Ash closed the distance in silence. One revolver spun back into its holster as he hauled the bleeding man up by his collar.

The raider spat blood. "Who the hell are you?"

Ash's voice was cold, flat. "Shut up."

The fight ended soon after. The mercs torched the last of the raiders, smoke curling into the afternoon sky. The overpass was theirs.

They found Ash at the edge of the camp, his captive bound and whimpering at his feet. He cleaned his revolvers with calm precision, as if nothing unusual had happened.

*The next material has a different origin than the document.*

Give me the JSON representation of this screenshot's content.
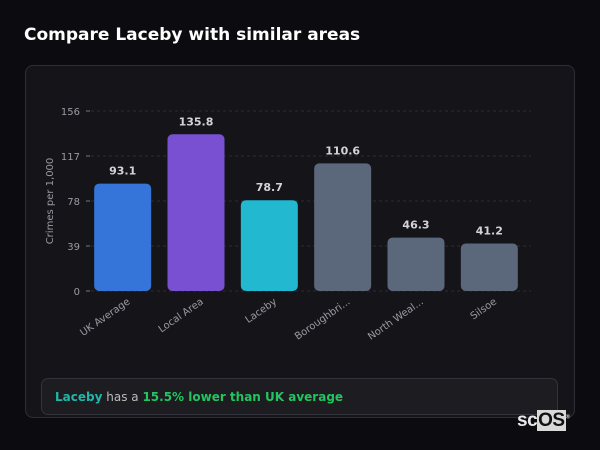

The scarred woman stared at him. "We came here for a camp, kid. Not for trophies."

Ash holstered his gun, eyes steady.

She laughed, a hard sound, and shook her head. "Damn strange boy you are."

The mercs took their caps. Ash took his — and then some.

By the time he walked back into Megaton, dusk was falling. Dogmeat was waiting just inside the gate, tail wagging furiously, paws muddy from pacing. The moment she saw him, she bounded up, nuzzling his hand as if she'd never doubted he'd return.

Ash kept walking, the bound raider stumbling after him. The whispers would start again, low and uncertain, but Dogmeat didn't care. She just trotted happily at his side, like she belonged there.